The traditional Kolmogorov-Smirnov test is based on the empirical cumulative distribution function (CDF) which is not continuous and may not provide good estimations to the true CDF. However, the CDF estimated by kernel method overcomes this shortcoming and generally performs much better than the empirical CDF. Namely, the kernel CDF is closer to the true CDF than the empirical CDF. Therefore, applying the kernel CDF is more reasonable than using the empirical CDF in Kolmogorov-Smirnov test. The test statistic is defined as the maximum difference in value and depends on the form of the alternative hypothesis. When the sample size is large, the test statistic has the following Kolmogorov-Smirnov distribution function:

K(x) = ∑(-1)^(j)*exp{-2*j^2*x^2}, j = - inf, ..., inf, x ≥ 0,

and K(x) = 0, x < 0. See Conover, W. J. (1999) for more details. The default smoothing bandwidth is the plug-in optimal bandwidth used in Wang, Cheng and Yang (2013). Missing values have been removed.

A list with class "htest" containing the following components:

`data.name`	a character string giving the name(s) of the data.
`statistic`	the value of the test statistic.
`p.value`	the p-value of the test.
`method`	a character string indicating what type of test was performed.
`alternative`	a character string describing the alternative hypothesis.

The smoothing bandwidth is always a critical issue in non-parametric statistics. The default smoothing bandwidth suggested by Wang, Cheng and Yang (2013) may not perform well. This only gives the initial bandwidth in some cases. You are recommended to provide one obtained by other methods.

This function only computes the p-value for large sample size. For small sample size, you can use ks.test to compute the exact p-value. Missing values have been removed.

Debin Qiu <debinqiu@uga.edu>

Conover, W. J. (1999). Practical Nonparameteric Statistics (Third Edition ed.). Wiley. pp. 396-406.

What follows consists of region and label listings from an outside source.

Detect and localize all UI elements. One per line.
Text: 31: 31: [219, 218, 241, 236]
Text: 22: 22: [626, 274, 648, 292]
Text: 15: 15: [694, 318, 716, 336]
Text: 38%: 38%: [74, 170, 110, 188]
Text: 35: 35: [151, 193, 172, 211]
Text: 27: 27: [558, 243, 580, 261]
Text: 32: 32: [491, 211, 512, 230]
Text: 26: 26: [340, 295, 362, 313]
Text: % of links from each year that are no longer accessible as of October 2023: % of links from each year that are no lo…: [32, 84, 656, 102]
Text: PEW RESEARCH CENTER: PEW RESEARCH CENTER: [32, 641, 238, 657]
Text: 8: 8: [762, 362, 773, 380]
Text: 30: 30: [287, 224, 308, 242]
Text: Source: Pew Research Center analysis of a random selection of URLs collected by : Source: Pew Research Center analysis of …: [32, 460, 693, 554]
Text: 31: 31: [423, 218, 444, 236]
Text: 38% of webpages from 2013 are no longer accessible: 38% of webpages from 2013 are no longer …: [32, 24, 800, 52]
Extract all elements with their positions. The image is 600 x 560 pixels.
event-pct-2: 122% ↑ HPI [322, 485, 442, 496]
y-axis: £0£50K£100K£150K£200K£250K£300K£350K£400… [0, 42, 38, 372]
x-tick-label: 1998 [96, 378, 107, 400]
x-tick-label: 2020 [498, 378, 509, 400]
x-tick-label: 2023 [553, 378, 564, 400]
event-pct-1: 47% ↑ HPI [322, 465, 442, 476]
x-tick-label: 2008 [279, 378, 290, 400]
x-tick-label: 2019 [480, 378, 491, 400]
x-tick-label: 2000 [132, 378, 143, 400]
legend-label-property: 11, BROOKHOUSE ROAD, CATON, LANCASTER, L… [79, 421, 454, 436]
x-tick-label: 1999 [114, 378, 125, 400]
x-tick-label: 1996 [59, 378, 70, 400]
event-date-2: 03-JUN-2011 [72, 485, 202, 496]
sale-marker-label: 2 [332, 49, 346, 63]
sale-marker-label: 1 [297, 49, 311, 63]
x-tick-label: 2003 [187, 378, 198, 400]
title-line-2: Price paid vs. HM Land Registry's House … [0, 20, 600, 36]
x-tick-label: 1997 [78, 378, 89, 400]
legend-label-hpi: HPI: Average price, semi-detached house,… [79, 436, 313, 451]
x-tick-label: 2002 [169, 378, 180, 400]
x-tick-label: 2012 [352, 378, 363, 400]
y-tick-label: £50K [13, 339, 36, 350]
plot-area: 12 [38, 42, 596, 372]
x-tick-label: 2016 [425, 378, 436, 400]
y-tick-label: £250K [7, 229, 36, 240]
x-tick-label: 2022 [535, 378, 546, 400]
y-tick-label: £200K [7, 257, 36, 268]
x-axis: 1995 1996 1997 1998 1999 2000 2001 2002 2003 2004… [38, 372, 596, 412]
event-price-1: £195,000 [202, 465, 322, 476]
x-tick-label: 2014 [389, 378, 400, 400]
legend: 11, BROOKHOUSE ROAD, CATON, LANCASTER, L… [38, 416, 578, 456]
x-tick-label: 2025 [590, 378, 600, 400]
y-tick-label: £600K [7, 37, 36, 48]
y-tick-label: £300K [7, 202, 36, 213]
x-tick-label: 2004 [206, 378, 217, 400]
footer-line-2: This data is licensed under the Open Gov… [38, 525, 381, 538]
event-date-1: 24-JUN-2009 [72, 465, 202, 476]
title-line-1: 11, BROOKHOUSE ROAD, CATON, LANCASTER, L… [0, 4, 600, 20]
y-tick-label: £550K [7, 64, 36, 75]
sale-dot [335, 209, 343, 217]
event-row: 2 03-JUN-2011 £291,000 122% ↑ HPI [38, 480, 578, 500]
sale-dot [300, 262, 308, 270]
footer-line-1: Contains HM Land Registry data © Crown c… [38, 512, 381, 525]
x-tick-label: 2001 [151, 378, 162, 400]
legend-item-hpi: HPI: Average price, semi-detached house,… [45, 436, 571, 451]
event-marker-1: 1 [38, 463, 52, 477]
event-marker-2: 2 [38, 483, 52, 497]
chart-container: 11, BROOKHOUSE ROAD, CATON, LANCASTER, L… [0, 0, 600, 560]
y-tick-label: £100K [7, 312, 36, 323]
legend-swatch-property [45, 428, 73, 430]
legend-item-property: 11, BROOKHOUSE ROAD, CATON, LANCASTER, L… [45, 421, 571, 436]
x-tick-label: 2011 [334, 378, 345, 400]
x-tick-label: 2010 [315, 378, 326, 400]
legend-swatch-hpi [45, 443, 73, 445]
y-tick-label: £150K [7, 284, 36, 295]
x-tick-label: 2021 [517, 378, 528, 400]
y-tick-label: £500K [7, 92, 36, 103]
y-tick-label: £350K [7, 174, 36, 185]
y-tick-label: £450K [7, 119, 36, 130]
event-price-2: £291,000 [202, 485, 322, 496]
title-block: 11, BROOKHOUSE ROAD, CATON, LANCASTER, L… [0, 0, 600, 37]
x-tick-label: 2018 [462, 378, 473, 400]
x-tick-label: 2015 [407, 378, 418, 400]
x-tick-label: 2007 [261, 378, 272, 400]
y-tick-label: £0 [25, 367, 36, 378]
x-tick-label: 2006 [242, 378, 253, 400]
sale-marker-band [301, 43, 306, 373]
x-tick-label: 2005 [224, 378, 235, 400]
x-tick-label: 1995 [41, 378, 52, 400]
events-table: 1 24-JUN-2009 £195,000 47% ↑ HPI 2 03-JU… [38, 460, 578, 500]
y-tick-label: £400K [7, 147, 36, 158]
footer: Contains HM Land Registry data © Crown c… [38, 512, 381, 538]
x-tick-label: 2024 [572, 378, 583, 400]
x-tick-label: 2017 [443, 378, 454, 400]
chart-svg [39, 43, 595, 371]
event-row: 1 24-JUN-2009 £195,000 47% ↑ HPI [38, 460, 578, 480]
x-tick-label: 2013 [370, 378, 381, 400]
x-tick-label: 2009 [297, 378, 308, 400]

Wang, J., Cheng, F. and Yang, L. (2013). Smooth simultaneous confidence bands for cumulative distribution functions. Journal of Nonparametric Statistics. 25, 395-407.

ks.test

# one-sample Kolmogorov-Smirnov test
x <- rnorm(100,2,3)
KS.test(x, "pnorm", 2, 3)

# two-sample Kolmogorov-Smirnov test
y <- rgamma(100,1,6)
KS.test(x,y)